Racial composition as of the 2020 census
| Race | Number | Percent |
|---|---|---|
| White | 1,365 | 89.0% |
| Black or African American | 28 | 1.8% |
| American Indian and Alaska Native | 1 | 0.1% |
| Asian | 14 | 0.9% |
| Native Hawaiian and Other Pacific Islander | 0 | 0.0% |
| Some other race | 58 | 3.8% |
| Two or more races | 67 | 4.4% |
| Hispanic or Latino (of any race) | 108 | 7.0% |

===2010 census===
As of the census of 2010, there were 1,622 people, 600 households, and 428 families living in the city. The population density was 1408.7 PD/sqmi. There were 634 housing units at an average density of 551.3 /sqmi. The racial makeup of the city was 97.0% White, 1.2% African American, 0.1% Native American, 0.7% Asian, 0.4% from other races, and 0.6% from two or more races. Hispanic or Latino of any race were 1.3% of the population.

There were 600 households, of which 38.5% had children under the age of 18 living with them, 59.0% were married couples living together, 8.3% had a female householder with no husband present, 4.0% had a male householder with no wife present, and 28.7% were non-families. 25.0% of all households were made up of individuals, and 11% had someone living alone who was 65 years of age or older. The average household size was 2.62 and the average family size was 3.15.

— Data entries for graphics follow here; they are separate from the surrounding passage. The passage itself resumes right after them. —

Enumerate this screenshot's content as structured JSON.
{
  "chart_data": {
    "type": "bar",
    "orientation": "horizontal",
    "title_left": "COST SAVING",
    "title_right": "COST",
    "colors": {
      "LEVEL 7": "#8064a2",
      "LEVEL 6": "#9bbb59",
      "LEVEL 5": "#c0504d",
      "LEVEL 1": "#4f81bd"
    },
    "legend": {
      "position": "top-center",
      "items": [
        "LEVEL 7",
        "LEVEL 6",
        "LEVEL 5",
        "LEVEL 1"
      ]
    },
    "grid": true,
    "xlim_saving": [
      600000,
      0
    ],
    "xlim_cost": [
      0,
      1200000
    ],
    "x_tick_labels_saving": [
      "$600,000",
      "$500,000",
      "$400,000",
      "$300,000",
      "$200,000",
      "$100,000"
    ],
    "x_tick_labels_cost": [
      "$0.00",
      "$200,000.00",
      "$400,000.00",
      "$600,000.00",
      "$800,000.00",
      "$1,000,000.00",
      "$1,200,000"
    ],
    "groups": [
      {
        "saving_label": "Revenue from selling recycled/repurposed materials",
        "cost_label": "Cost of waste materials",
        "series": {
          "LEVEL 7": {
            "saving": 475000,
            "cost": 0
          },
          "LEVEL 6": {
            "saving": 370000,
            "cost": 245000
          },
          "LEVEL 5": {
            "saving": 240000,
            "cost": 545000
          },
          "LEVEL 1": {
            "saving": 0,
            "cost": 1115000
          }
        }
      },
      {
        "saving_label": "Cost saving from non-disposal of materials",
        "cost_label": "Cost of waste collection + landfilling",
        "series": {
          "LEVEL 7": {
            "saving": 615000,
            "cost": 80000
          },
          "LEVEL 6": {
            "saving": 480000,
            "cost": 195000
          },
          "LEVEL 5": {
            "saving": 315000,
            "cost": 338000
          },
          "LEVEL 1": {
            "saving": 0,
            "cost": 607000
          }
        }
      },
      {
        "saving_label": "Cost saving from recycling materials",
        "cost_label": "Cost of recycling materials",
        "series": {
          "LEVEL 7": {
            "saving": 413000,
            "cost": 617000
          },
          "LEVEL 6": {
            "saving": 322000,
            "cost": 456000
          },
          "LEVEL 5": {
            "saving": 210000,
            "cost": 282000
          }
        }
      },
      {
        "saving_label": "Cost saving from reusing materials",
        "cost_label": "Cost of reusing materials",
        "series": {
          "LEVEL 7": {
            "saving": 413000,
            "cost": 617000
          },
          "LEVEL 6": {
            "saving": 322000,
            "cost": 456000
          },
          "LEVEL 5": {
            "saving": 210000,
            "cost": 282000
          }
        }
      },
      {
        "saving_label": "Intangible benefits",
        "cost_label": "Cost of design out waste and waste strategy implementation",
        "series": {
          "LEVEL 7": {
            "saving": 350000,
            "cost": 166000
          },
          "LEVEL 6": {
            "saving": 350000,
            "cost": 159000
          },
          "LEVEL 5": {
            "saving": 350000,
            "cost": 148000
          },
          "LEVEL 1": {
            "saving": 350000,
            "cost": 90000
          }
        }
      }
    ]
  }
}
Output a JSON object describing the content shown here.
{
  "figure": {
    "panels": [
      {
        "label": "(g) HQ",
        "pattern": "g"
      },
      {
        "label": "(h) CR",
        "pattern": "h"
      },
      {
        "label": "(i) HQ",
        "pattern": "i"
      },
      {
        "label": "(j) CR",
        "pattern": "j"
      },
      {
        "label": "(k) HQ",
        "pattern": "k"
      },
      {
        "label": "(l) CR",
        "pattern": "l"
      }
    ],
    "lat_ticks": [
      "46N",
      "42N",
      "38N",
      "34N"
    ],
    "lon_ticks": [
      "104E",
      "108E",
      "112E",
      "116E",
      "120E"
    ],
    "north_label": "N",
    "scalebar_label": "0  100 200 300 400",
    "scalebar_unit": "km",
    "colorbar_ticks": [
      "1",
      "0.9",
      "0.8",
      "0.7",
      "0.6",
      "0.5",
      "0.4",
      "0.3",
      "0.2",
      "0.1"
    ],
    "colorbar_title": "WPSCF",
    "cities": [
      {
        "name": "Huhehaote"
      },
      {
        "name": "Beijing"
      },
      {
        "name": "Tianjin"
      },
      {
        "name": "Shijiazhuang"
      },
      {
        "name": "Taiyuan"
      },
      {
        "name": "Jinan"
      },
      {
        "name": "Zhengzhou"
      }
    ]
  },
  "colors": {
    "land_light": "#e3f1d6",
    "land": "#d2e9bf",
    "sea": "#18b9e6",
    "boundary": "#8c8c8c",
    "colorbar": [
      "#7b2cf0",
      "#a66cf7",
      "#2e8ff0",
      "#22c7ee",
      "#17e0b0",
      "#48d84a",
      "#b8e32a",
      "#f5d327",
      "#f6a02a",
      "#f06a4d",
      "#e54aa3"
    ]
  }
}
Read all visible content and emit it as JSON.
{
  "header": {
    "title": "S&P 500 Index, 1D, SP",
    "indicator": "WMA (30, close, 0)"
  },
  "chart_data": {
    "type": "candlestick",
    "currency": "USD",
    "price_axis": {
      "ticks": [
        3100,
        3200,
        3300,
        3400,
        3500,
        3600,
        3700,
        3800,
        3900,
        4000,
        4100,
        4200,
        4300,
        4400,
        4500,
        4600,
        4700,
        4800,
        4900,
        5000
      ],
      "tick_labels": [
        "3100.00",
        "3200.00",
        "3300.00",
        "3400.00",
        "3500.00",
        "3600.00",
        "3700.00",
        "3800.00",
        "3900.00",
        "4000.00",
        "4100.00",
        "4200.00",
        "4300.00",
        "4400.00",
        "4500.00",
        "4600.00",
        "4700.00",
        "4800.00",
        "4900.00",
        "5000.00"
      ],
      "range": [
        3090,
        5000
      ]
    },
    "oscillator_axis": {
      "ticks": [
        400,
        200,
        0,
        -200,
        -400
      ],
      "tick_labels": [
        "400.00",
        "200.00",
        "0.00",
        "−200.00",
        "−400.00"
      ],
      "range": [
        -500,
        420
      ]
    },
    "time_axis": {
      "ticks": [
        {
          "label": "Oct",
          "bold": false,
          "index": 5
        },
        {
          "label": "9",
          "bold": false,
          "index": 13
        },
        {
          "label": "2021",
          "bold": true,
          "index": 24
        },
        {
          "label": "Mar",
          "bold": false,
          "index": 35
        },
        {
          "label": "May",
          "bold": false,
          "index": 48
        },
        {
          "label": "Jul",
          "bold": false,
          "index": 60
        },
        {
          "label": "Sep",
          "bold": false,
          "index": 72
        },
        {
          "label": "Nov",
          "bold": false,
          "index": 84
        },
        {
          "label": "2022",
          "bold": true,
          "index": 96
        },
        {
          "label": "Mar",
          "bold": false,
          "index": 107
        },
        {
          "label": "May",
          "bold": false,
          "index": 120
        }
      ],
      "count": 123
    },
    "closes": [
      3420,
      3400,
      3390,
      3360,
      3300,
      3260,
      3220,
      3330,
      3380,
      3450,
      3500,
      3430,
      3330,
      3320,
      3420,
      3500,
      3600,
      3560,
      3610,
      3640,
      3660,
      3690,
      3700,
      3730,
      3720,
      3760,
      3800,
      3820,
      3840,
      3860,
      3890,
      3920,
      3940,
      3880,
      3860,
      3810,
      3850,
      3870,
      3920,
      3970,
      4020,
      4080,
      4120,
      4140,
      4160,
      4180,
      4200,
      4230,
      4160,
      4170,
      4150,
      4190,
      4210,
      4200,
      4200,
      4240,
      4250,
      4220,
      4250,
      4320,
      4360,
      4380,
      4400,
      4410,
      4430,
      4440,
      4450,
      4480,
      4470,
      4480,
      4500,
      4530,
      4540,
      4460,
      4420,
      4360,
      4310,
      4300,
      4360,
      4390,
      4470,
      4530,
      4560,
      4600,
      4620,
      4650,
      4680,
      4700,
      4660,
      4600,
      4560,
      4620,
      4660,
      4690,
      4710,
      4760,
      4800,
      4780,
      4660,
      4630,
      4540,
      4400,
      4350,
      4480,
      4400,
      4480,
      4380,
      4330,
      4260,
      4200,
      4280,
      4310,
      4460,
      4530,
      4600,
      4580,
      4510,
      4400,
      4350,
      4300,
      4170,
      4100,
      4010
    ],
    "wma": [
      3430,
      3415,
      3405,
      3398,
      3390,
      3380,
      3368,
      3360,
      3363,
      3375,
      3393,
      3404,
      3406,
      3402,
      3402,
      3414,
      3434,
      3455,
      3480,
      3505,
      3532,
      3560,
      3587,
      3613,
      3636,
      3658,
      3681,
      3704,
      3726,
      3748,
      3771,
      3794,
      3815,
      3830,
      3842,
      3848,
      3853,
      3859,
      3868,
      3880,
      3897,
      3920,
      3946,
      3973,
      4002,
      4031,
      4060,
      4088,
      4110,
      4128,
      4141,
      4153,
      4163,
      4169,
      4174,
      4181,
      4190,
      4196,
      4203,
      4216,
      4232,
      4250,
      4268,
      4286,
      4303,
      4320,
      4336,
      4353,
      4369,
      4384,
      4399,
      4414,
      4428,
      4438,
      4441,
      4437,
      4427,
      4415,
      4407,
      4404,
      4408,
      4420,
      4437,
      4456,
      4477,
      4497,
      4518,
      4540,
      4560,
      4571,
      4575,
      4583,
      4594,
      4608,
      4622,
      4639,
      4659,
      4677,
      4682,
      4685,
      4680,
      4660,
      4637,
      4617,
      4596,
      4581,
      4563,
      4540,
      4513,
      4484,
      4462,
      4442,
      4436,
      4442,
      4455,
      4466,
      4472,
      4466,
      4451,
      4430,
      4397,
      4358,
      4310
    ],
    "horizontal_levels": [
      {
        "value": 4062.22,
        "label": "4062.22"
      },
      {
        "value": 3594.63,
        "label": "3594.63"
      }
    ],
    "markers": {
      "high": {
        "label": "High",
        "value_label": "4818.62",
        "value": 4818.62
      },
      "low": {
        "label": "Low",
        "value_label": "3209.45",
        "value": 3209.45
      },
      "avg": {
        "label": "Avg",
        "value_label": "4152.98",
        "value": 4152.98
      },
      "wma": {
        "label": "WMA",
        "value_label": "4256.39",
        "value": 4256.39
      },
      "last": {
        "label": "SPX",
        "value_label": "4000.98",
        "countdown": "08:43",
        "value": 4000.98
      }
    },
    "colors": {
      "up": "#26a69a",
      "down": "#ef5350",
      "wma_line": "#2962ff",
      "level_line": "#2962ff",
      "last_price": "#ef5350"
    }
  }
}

The median age in the city was 36.2 years. 29.9% of residents were under the age of 18; 5.8% were between the ages of 18 and 24; 26.7% were from 25 to 44; 24.5% were from 45 to 64; and 13.2% were 65 years of age or older. The gender makeup of the city was 50.9% male and 49.1% female.

===2000 census===
As of the census of 2000, there were 1,484 people, 538 households, and 392 families living in the city. The population density was 1,355.9 PD/sqmi. There were 563 housing units at an average density of 514.4 /sqmi. The racial makeup of the city was 98.72% White, 0.61% African American, 0.34% Native American, 0.07% Asian, 0.07% from other races, and 0.20% from two or more races. Hispanic or Latino of any race were 0.88% of the population.

There were 538 households, out of which 40.3% had children under the age of 18 living with them, 60.6% were married couples living together, 7.8% had a female householder with no husband present, and 27.1% were non-families. 24.2% of all households were made up of individuals, and 12.6% had someone living alone who was 65 years of age or older. The average household size was 2.67 and the average family size was 3.19.

In the city, the population was spread out, with 29.7% under the age of 18, 8.0% from 18 to 24, 29.0% from 25 to 44, 18.5% from 45 to 64, and 14.9% who were 65 years of age or older. The median age was 35 years. For every 100 females, there were 96.6 males. For every 100 females age 18 and over, there were 94.2 males.

The median income for a household in the city was $43,220, and the median income for a family was $48,631. Males had a median income of $32,037 versus $22,083 for females. The per capita income for the city was $17,666. About 4.7% of families and 5.7% of the population were below the poverty line, including 7.0% of those under age 18 and 7.5% of those age 65 or over.
==Religion==
St. John's Lutheran Church is a member of the Wisconsin Evangelical Lutheran Synod (WELS) in Lewiston.

Immanuel Lutheran Church is a member of the Lutheran Church Missouri Synod (LCMS) in Lewiston.

==Education==
Lewiston-Altura public school is mainly located in Lewiston.

St. John's Lutheran School is a preschool and K-8 school operated by the Wisconsin Evangelical Lutheran Synod (WELS) in Lewiston.

Immanuel Lutheran School (Silo) is a K-8 school operated by the Lutheran Church Missouri Synod (LCMS) in Lewiston.